Oleh: Abdul Rohman Sukardi
Hujatan untuk NU sudah berlalu. Ini soal konsesi tambang untuk ormas keagamaan. Melalui melalui PP 25/2024, pemerintah memiliki kebijakan baru. Ormas keagamaan bisa melakukan kegiatan usaha pertambangan. NU sejak awal menerima kebijakan itu. Ia dibully.
Kini giliran Muhammadiyah dibully. Awalnya Muhammadiyah tidak serta merta menerima kebjakan itu. Akhirnya menerima juga. Itulah pemicu bully. “Ternyata mau juga”, mungkin begitu cara pikir pengkritiknya.
Terdapat sejumlah alasan berbagai pihak mengkritik Muhammadiyah. Setidaknya berdasar telaah konten berbagai media.

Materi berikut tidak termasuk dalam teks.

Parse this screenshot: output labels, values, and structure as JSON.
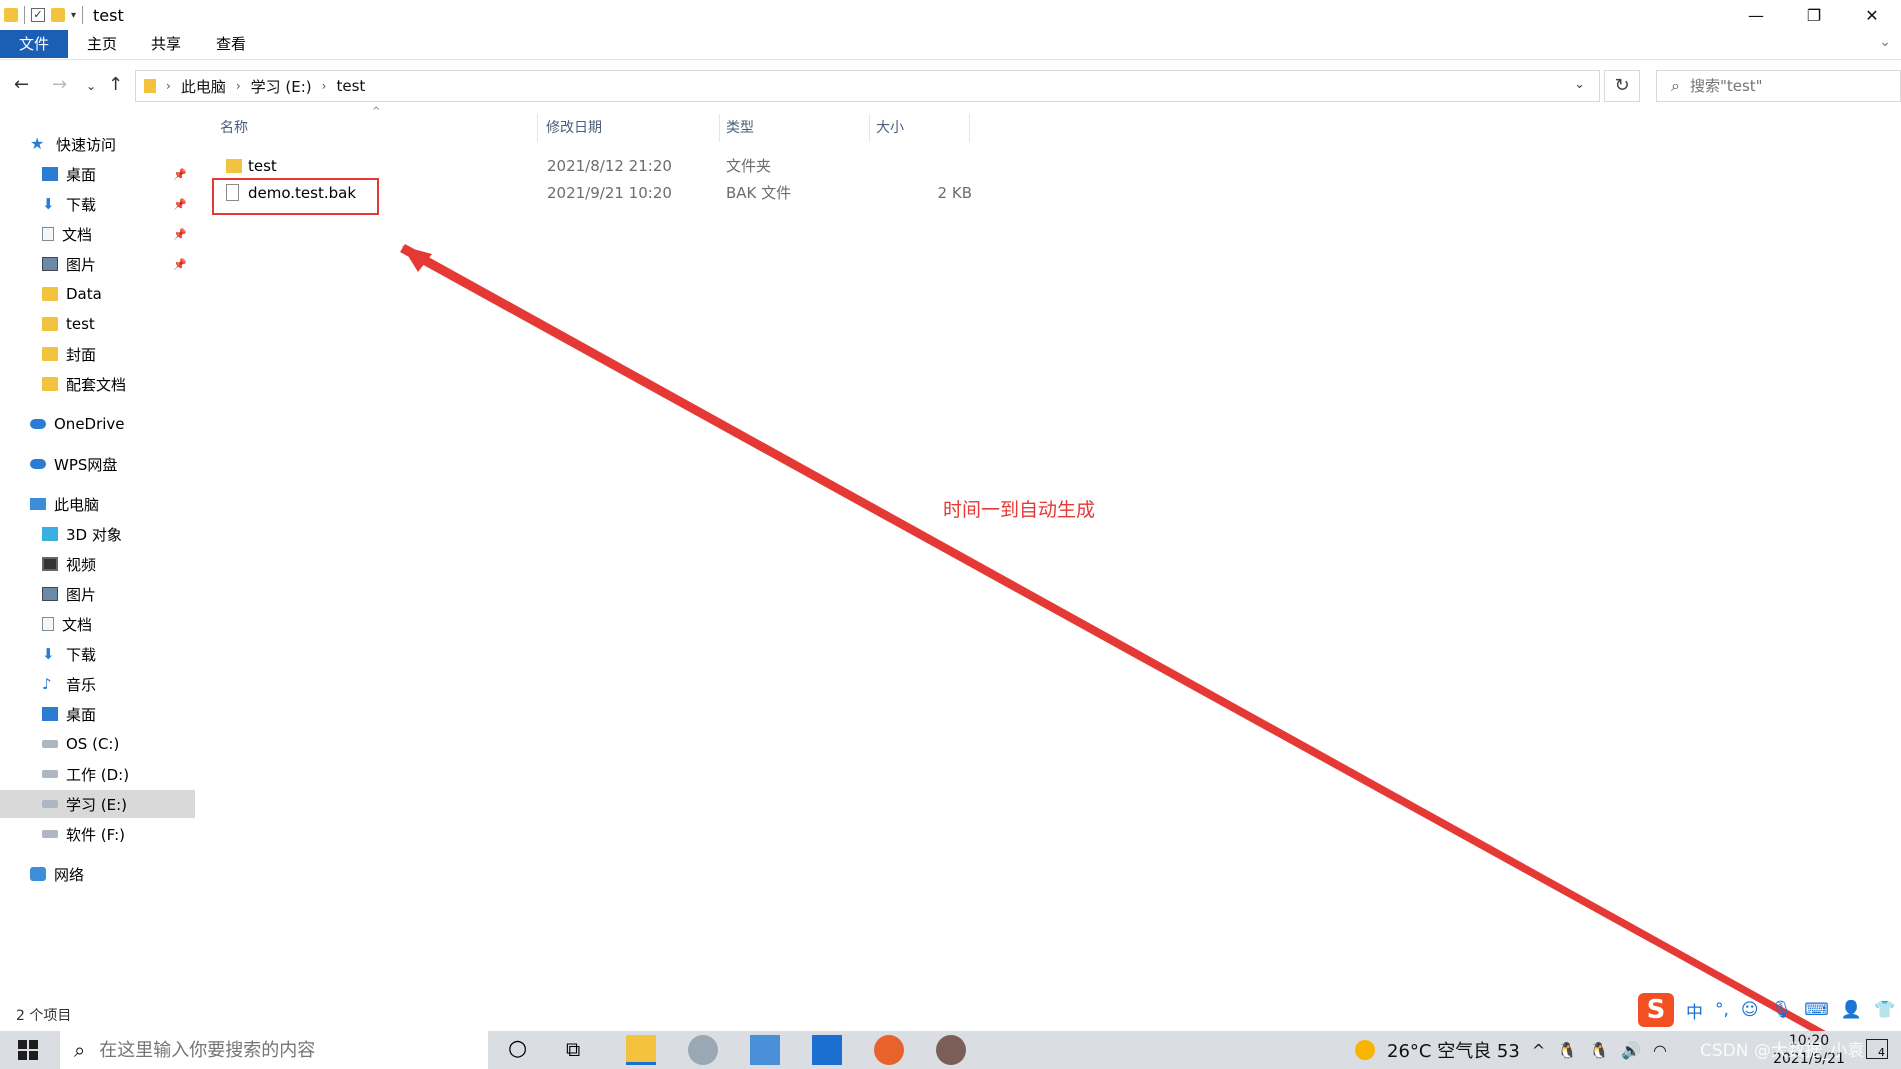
{
  "window": {
    "title": "test",
    "minimize_glyph": "—",
    "restore_glyph": "❐",
    "close_glyph": "✕"
  },
  "ribbon": {
    "tabs": [
      "文件",
      "主页",
      "共享",
      "查看"
    ]
  },
  "address": {
    "crumbs": [
      "此电脑",
      "学习 (E:)",
      "test"
    ],
    "search_placeholder": "搜索\"test\""
  },
  "sidebar": {
    "quick_access": "快速访问",
    "pinned": [
      "桌面",
      "下载",
      "文档",
      "图片"
    ],
    "recent": [
      "Data",
      "test",
      "封面",
      "配套文档"
    ],
    "onedrive": "OneDrive",
    "wps": "WPS网盘",
    "this_pc": "此电脑",
    "pc_items": [
      "3D 对象",
      "视频",
      "图片",
      "文档",
      "下载",
      "音乐",
      "桌面",
      "OS (C:)",
      "工作 (D:)",
      "学习 (E:)",
      "软件 (F:)"
    ],
    "network": "网络"
  },
  "columns": [
    "名称",
    "修改日期",
    "类型",
    "大小"
  ],
  "files": [
    {
      "name": "test",
      "modified": "2021/8/12 21:20",
      "type": "文件夹",
      "size": ""
    },
    {
      "name": "demo.test.bak",
      "modified": "2021/9/21 10:20",
      "type": "BAK 文件",
      "size": "2 KB"
    }
  ],
  "annotation": {
    "text": "时间一到自动生成",
    "color": "#e53935"
  },
  "status": {
    "item_count": "2 个项目"
  },
  "ime": {
    "logo": "S",
    "lang": "中"
  },
  "taskbar": {
    "search_placeholder": "在这里输入你要搜索的内容",
    "weather": "26°C 空气良 53",
    "time": "10:20",
    "date": "2021/9/21",
    "notifications": "4",
    "watermark": "CSDN @大数据_小袁"
  }
}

Baik konvensional maupun media sosial.
Pertama, sudah kaya. Amal usaha Muhammadiyah sudah menggurita. Kenapa harus menerima konsesi tambang itu.
Muhammadiyah memiliki 172 Perguruan Tinggi. 83 Universitas, 53 sekolah tinggi, 36 bentuk lainnya. Rumah Sakit sebanyak 122 buah. Sebanyak 20 buah lagi sedang pembangunan. Klinik sebanyak 231. Sekolah/Madrasah sebangak 5.345. Pesantren sebanyak 440. Amal usaha sosial sebanyak 1.012. Aset wakaf 20.465. Aset berupa lahan sebanyak 14.742.677 meter persegi. Muhammadiyah juga memiliki cabang Istimewa di 30 negara.
Jadi untuk apalagi menerima konsesi tambang. Level Muhammadiyah sudah bukan penerima bantuan. Termasuk menerima konsesi tambang. Melainkan sudah berada pada level pemberi. Amal usahanya sudah sangat banyak. Begitulah cara pikir kelompok pertama ini.
Kedua, mempengaruhi independensi. Khawatir independensi Muhammadiyah tersandera kebijakan tambang itu. Kritisisme Muhammadiyah terhadap pemerintah menjadi tumpul. Tidak lagi mampu menjalankan fungsi kontrol terhadap pemerintah secara maksimal.